Red Cross supports El Niño-stricken communities in Zamboanga City

Report
from Philippine National Red Cross
Published on 08 Mar 2016 View Original

Communities in Zamboanga City that are experiencing low water pressure or no water supply because of the El Niño phenomenon now have access to clean water for drinking and other uses, thanks to the Philippine Red Cross (PRC) which provided water for the affected communities.

PRC Zamboanga City chapter, in collaboration with the Zamboanga City Water District (ZCWD), established an operation to support the needs for water supply of the different barangays with no water or has low water pressure, especially for drinking and domestic use.

The Red Cross also mobilized WASH (water, sanitation and health) personnel for water production and distribution and likewise trained additional personnel to operate the WASH resources in the communities.

“Providing clean water for those who need it is one of the life-saving services that the Red Cross provides.
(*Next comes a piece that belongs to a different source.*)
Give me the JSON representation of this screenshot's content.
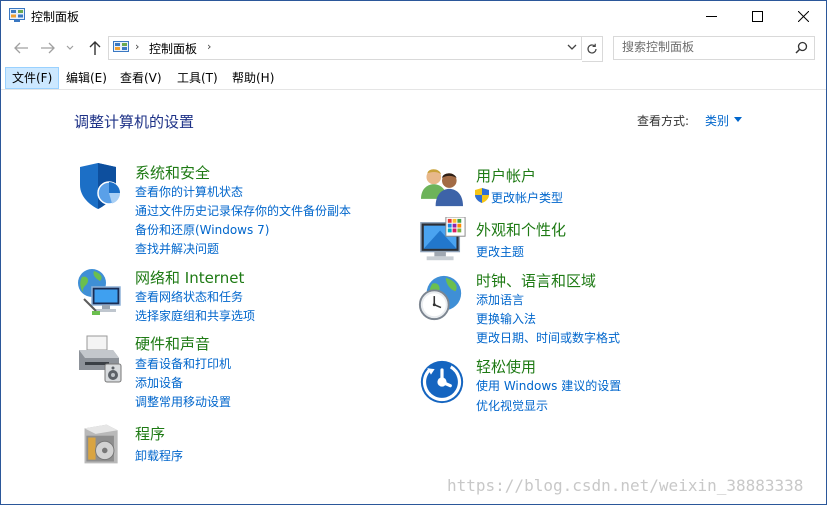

The PRC, through our Zamboanga City chapter, has provided a water tanker and mobile water treatment to the local government of Zamboanga City to provide water to the communities that are currently experiencing low or no water supply because of El Niño,” said PRC chairman Richard Gordon

Daily, the water treatment unit produces 22,000 liters of water, of which 10,000 liters are being distributed by the tankers of the Red Cross and ZCWD. As of date, 6 barangays in Zamboanga City are benefitting from the water distribution from the Red Cross and ZCWD.

Aside from the water tanker and mobile water treatment from the Zamboanga City chapter, the PRC provided an additional water tanker from Tandag, Surigao del Sur to augment the existing water tankering service of the ZCWD.

For their part, ZCWD shouldered the transportation cost needed for the retrieval of the PRC water tanker in Tandag, Surigao del Sur and is distributing water to the affected communities with their water tanker.

Zamboanga City has a population of more than 807,000, of which 20 percent or around 160,000 are experiencing low water pressure because of the drought.